Demandons au Seigneur la grâce d’avoir un regard de foi sur nos fragilités, qu’elles soient de santé, communautaires ou relationnelles. Sur le plan humain, la période de Noël n’est pas toujours facile à vivre. Elle souligne parfois les solitudes, les séparations ou l’absence de proches qui ne seront jamais là, qui ont rompu avec la famille, alors même que cette fête porte un désir de communion et de paix entre les hommes.

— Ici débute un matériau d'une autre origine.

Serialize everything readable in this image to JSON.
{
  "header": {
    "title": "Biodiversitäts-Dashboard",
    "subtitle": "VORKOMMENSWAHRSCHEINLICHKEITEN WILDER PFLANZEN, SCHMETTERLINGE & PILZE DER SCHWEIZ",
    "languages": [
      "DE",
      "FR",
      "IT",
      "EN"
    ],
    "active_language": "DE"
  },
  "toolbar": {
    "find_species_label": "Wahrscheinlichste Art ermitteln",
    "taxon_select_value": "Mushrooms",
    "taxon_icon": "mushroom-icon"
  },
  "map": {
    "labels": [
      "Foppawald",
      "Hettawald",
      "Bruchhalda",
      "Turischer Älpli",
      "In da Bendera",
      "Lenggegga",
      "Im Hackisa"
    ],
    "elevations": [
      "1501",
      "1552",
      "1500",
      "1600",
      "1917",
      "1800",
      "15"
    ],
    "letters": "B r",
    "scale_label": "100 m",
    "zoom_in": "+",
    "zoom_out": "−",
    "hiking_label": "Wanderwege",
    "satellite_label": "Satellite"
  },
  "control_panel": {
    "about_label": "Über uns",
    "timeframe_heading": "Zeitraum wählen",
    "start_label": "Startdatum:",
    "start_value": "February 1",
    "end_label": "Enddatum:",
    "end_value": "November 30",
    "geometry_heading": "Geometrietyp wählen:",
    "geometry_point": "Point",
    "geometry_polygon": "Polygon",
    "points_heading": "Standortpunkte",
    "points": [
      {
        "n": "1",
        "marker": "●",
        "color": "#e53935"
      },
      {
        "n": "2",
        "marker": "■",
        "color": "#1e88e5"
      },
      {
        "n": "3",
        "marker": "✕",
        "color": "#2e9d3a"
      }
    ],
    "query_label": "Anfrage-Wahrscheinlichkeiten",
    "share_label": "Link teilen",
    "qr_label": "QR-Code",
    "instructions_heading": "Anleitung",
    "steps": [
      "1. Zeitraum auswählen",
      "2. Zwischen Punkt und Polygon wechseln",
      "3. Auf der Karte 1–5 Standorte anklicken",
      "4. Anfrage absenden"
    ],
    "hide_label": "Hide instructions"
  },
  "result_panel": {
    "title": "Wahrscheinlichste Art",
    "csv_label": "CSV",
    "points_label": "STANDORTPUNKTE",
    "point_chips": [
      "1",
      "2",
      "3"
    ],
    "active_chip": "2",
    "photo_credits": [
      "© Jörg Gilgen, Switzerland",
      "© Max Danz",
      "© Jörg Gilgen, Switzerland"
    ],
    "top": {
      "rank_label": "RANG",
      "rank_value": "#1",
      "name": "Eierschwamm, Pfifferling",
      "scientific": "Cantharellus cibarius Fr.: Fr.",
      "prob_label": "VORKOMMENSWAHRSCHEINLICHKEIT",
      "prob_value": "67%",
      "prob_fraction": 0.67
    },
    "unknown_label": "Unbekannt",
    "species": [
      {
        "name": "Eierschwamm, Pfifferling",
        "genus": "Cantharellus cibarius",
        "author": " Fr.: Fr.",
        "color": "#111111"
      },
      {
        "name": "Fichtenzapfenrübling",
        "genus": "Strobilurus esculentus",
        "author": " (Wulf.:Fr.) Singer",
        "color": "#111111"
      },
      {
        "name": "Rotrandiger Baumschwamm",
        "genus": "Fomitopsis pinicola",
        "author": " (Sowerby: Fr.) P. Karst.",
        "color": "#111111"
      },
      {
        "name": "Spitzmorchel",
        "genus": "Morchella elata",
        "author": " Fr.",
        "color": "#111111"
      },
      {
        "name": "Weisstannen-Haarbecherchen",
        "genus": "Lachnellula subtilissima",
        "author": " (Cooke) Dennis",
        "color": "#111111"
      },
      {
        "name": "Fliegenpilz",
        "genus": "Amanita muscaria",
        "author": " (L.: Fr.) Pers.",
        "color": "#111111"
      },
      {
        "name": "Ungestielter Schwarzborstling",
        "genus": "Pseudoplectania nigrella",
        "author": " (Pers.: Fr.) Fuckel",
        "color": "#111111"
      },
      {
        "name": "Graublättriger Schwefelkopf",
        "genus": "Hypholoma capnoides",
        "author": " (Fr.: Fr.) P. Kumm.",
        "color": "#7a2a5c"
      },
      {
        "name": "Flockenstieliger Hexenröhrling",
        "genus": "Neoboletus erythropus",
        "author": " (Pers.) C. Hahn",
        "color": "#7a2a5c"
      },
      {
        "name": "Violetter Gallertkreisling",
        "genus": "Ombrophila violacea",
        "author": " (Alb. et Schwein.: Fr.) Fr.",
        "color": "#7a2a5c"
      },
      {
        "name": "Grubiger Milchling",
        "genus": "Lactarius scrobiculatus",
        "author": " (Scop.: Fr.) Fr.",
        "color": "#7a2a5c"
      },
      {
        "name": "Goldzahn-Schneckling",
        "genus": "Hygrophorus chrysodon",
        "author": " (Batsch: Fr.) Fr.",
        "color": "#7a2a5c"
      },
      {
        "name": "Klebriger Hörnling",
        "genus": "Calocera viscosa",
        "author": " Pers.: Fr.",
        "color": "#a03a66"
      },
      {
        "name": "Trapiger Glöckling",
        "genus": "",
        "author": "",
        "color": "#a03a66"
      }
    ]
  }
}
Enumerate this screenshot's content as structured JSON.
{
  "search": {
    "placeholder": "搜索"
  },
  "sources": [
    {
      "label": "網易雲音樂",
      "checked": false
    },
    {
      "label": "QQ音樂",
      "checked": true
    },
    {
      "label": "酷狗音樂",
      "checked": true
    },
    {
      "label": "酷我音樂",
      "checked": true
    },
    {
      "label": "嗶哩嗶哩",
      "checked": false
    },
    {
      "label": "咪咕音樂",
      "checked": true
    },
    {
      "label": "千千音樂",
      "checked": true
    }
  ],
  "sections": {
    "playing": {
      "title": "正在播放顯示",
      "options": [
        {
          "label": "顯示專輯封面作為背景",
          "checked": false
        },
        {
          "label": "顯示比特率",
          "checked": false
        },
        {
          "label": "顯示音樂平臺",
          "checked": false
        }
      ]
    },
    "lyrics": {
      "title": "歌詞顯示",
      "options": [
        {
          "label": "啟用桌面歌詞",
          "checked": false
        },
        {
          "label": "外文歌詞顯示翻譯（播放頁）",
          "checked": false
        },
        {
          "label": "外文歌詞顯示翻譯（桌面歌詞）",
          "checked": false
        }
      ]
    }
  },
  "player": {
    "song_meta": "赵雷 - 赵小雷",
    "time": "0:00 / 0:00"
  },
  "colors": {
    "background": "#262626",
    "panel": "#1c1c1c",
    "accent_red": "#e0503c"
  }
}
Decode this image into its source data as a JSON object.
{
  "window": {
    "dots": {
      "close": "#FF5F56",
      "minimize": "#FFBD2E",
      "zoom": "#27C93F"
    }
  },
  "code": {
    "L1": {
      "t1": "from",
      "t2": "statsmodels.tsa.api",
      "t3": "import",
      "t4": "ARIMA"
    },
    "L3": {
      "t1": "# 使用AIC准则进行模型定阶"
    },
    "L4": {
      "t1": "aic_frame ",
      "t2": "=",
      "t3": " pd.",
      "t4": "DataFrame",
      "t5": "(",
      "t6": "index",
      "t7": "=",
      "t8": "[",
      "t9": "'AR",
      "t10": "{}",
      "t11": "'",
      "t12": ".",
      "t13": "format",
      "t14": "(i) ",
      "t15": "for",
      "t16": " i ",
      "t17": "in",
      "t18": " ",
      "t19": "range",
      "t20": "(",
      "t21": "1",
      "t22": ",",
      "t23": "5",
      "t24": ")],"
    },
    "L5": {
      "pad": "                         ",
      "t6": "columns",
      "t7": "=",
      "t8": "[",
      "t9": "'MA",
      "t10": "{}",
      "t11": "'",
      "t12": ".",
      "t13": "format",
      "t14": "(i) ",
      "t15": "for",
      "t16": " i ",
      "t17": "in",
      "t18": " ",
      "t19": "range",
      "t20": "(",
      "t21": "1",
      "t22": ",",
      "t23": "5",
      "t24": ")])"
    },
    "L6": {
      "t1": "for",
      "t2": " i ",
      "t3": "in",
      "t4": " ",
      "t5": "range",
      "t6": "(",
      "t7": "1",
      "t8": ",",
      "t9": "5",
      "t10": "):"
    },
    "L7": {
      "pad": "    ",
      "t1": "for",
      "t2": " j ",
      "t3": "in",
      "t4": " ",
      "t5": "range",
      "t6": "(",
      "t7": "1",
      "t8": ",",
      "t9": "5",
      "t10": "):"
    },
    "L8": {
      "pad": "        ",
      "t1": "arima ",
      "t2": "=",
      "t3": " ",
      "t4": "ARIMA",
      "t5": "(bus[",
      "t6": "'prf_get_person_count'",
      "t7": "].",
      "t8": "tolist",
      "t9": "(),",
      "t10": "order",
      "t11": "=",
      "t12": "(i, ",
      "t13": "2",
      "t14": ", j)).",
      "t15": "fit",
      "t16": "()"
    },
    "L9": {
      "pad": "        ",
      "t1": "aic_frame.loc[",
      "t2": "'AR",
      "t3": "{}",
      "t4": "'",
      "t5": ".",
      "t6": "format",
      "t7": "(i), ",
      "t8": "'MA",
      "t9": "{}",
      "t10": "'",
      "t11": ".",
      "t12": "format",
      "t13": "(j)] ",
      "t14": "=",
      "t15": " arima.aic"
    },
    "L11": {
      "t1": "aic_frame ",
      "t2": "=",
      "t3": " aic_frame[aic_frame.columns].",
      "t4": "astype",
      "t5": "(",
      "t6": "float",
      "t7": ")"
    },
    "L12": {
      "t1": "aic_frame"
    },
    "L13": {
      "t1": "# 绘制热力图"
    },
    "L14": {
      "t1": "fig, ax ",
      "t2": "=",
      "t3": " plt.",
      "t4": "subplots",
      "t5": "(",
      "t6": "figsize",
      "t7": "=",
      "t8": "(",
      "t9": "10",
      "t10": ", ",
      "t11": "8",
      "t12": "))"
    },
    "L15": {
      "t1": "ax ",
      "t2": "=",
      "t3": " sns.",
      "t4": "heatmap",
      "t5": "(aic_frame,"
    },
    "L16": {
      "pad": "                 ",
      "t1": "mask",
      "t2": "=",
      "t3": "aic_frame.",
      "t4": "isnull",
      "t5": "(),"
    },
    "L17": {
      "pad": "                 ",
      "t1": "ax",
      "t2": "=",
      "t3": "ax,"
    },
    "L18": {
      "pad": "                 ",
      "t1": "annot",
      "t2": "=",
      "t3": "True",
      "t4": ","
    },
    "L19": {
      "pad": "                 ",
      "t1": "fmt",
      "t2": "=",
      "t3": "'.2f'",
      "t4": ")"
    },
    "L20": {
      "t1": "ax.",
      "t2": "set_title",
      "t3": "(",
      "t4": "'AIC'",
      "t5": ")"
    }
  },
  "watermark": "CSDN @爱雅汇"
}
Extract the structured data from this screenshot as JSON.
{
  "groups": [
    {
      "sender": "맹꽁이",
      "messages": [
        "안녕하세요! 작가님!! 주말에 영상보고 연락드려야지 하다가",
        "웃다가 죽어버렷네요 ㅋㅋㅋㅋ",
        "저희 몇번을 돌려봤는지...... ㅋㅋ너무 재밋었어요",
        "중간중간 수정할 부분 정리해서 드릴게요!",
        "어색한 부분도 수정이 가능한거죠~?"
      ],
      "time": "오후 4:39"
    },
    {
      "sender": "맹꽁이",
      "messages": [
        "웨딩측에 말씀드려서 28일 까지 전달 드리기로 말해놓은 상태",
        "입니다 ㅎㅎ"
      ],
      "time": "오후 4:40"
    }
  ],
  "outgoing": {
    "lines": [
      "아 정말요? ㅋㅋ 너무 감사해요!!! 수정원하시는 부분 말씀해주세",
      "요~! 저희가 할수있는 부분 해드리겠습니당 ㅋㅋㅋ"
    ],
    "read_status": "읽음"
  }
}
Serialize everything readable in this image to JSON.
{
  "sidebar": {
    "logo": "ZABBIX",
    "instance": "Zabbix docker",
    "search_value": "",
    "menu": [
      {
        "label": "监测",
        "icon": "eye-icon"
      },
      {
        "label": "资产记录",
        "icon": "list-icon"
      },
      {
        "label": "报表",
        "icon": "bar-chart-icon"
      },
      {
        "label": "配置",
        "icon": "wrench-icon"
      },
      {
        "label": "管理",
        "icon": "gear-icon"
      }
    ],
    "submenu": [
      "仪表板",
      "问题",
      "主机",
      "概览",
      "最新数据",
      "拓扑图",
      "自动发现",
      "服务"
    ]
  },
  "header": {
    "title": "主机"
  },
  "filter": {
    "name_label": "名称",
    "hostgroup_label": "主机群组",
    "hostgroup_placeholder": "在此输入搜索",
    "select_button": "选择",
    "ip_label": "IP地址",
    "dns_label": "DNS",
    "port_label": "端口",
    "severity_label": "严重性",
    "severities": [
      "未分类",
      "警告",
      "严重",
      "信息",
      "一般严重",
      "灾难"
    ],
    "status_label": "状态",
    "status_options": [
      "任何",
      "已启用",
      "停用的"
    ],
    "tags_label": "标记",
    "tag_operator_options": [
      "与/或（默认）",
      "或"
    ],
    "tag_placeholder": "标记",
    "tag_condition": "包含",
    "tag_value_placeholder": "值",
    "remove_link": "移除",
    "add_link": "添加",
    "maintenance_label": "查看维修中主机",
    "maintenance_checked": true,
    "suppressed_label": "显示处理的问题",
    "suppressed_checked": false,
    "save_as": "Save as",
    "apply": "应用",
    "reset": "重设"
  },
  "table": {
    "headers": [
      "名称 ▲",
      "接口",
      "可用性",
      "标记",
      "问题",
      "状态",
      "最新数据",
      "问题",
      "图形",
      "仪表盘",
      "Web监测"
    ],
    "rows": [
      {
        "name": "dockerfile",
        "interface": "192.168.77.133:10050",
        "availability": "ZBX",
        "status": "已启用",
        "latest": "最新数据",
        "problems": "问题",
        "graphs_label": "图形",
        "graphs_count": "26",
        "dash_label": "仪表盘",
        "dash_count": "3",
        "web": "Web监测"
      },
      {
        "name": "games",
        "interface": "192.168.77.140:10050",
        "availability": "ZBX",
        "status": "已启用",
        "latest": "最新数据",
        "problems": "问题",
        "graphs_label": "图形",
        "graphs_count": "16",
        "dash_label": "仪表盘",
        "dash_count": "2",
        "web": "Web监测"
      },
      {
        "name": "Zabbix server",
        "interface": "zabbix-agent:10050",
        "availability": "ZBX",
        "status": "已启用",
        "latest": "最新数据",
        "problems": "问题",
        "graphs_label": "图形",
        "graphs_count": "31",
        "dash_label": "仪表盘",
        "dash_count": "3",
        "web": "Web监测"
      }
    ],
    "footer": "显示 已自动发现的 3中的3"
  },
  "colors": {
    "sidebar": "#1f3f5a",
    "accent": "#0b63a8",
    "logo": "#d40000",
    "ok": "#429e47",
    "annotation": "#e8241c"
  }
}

Dans nos vies comme à Noël, la lumière et les ténèbres cohabitent. Choisir d’être des témoins de la lumière demande de l’énergie et une vraie conviction. car le découragement nous pousse souvent à ne souligner que le négatif. Or le négatif n’a pas le dernier mot. Soyons des témoins lumineux. Rendons grâce pour la lumière qui habite en nous par la grâce du baptême, et engageons-nous à encourager et affermir nos frères, selon la dernière parole de Jésus à Saint Pierre :
« Affermis tes frères » (Lc 22,32)
Amen !
Références des lectures du jour :
- Livre d’Isaïe 52,7-10.
- Psaume 98(97),1.2-3ab.3cd-4.5-6.
- Lettre aux Hébreux 1,1-6.
- Évangile de Jésus-Christ selon saint Jean 1,1-18 :
Au commencement était le Verbe, et le Verbe était auprès de Dieu, et le Verbe était Dieu. Il était au commencement auprès de Dieu.
C’est par lui que tout est venu à l’existence, et rien de ce qui s’est fait ne s’est fait sans lui. En lui était la vie, et la vie était la lumière des hommes ; la lumière brille dans les ténèbres, et les ténèbres ne l’ont pas arrêtée.
Il y eut un homme envoyé par Dieu ; son nom était Jean. Il est venu comme témoin, pour rendre témoignage à la Lumière, afin que tous croient par lui.
Cet homme n’était pas la Lumière, mais il était là pour rendre témoignage à la Lumière.
Le Verbe était la vraie Lumière, qui éclaire tout homme en venant dans le monde.
Il était dans le monde, et le monde était venu par lui à l’existence, mais le monde ne l’a pas reconnu. Il est venu chez lui, et les siens ne l’ont pas reçu.
Mais à tous ceux qui l’ont reçu, il a donné de pouvoir devenir enfants de Dieu, eux qui croient en son nom. Ils ne sont pas nés du sang, ni d’une volonté charnelle, ni d’une volonté d’homme : ils sont nés de Dieu.
Et le Verbe s’est fait chair, il a habité parmi nous, et nous avons vu sa gloire, la gloire qu’il tient de son Père comme Fils unique, plein de grâce et de vérité. Jean le Baptiste lui rend témoignage en proclamant : « C’est de lui que j’ai dit : Celui qui vient derrière moi est passé devant moi, car avant moi il était. »
Tous nous avons eu part à sa plénitude, nous avons reçu grâce après grâce ; car la Loi fut donnée par Moïse, la grâce et la vérité sont venues par Jésus Christ.
Dieu, personne ne l’a jamais vu ; le Fils unique, lui qui est Dieu, lui qui est dans le sein du Père, c’est lui qui l’a fait connaître.